Let’s get the good stuff out of the way first. The hybrid system is well judged, particularly for town use. As with all hybrids, at low speeds, tootling about on the electric motor alone is deeply satisfying and relaxing. In the DS5, there’s an extra edge to it because the design looks so sharp and futuristic, it’s the icing on the cake to be able to rock up somewhere making no mechanical noise. And when the diesel and electric motor are working together, the rather portly 1800kg DS5 is propelled down the road quickly and overtakes well enough.
But sadly, if you’ve been over any speed humps or road imperfections to get where you’re going, you’ll have a sore bum and fewer fillings. The DS5 rides very firmly, which we could probably deal with were it not for the fact that bumps and potholes cause the body to shudder and crash about in an uncontrolled way too.
The gearbox is also out of sync with the rest of the car, being a now rather outmoded automated manual. This means it’s actually a manual box, but there’s no clutch pedal - it judges that for you, leaving you to drive it like a regular automatic. Which would be fine, except it’s nothing like as smooth as a regular autobox or fast-shifting as the various twin-clutch units lots of manufacturers now use. Instead, it’s slow to change and if you’re pressing on, the change up adds a real lurch in momentum that’s likely to make your passengers think you can’t drive properly.
We saw 45mpg over 500 miles of mainly fast motorway driving. Which is okay, but not incredible. Most buyer will be more interested in the DS5 hybrid for its official 107g/km CO2 rating and the low road and company car tax benefits this brings. We suspect that better economy may come with more town driving, because you can make greater use of the battery power and regenerative braking system, as one trip back from a friend’s completed almost entirely on electric power suggested.
Citroen fits a drive mode selector to let you control the hybrid system and the way it responds. Flicking between EV, auto, sport and four-wheel drive modes, in practice we left the car in auto most of the time as it will work out what you want and need, while trying to use the battery power where possible. In EV mode, the car forcibly runs on electric power alone - but this is only possible below 30mph and the battery will be used up after a couple of miles.
It’s hard not to like the DS5. This is not a car for shrinking violets, it looks different and attracts attention but, more importantly i,t feels special to be in too. Yes, this top of the range hybrid model may costs about £32,000, but the surprising thing is that it feels like a car that costs more than that, particularly when you’re sitting inside.
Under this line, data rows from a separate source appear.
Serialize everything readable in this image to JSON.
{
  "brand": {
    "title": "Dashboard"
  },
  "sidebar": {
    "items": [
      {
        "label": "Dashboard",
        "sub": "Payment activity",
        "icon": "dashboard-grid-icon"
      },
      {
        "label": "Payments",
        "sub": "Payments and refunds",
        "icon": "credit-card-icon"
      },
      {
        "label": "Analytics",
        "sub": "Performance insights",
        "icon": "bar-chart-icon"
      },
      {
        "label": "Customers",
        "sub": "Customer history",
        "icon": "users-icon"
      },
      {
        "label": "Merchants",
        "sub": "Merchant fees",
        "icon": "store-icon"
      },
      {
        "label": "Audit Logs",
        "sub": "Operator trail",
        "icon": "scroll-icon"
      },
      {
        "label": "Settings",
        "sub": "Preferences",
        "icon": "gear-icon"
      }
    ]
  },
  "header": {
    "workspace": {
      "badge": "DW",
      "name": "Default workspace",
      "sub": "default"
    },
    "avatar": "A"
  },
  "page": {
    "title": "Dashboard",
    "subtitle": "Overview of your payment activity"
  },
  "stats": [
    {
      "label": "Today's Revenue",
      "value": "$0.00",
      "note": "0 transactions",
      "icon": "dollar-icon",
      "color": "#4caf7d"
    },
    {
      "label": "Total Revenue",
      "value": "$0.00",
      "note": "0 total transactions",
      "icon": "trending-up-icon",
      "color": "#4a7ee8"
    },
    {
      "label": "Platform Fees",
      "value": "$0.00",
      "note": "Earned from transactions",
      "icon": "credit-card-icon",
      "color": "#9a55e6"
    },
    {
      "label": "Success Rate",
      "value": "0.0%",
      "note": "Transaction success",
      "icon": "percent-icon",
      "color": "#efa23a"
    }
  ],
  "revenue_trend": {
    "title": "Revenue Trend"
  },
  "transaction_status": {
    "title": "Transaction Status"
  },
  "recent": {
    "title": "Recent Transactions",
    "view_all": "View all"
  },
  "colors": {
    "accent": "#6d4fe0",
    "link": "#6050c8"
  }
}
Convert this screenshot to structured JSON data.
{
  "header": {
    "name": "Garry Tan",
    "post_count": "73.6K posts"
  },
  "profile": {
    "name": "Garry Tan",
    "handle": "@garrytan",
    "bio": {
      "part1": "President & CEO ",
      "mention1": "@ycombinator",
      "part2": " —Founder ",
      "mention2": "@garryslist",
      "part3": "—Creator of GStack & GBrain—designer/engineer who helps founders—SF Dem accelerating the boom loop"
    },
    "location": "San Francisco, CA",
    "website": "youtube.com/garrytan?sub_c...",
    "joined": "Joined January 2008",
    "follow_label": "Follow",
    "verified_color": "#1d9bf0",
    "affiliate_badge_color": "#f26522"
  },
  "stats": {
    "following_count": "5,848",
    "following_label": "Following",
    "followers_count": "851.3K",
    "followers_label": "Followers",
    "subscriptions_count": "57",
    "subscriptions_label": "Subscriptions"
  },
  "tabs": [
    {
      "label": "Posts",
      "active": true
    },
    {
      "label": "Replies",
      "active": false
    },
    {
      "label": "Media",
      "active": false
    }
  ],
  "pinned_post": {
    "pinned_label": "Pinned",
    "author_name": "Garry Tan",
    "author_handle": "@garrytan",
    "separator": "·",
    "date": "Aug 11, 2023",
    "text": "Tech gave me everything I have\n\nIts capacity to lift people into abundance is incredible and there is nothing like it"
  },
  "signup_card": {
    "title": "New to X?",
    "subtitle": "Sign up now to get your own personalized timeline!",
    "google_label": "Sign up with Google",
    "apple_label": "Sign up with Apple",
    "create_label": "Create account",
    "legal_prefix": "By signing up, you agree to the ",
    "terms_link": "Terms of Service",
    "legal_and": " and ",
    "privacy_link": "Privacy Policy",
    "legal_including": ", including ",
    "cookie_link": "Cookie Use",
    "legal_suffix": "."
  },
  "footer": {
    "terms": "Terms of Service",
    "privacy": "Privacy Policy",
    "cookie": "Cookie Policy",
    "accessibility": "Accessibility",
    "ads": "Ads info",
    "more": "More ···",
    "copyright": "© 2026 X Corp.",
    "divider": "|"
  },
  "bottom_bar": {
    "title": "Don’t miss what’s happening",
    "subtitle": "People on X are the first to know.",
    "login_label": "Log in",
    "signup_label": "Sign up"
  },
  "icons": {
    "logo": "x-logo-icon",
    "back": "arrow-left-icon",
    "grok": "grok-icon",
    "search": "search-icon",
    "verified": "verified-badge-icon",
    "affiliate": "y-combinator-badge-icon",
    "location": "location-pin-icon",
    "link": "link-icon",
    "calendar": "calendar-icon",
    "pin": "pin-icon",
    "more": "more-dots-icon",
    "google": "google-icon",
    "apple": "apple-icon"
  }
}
But we know the UK is one of the most brand-conscious car buying nations in the world. And for many people, we suspect the words “Citroen” and “30 grand” in the same sentence will be why the DS5 drops off their shopping list. Which is a shame. For a start, in terms of perceived quality and material use, the DS5 is better inside than most current mid-level BMWs and Mercedes’. But also because the world needs more cars like the DS5. It’s the antithesis of predictable, the antithesis of “they all look the same” cars and the antithesis of German sobriety. And let’s face it, if we all end up driving a silver or grey VW or BMW the word’s going to become quite a dull place.
So for us, the DS5 is an automotive highlight, albeit one with a flawed drivetrain. If it rode better, had a better gearbox and generally wasn’t a bit clunky and heavy out on the road, then this would be a five star car. As it is, and with those faults, it’s an impressive car, an appealing car and one we recommend you try before defaulting to German. As the French would say, viva la difference.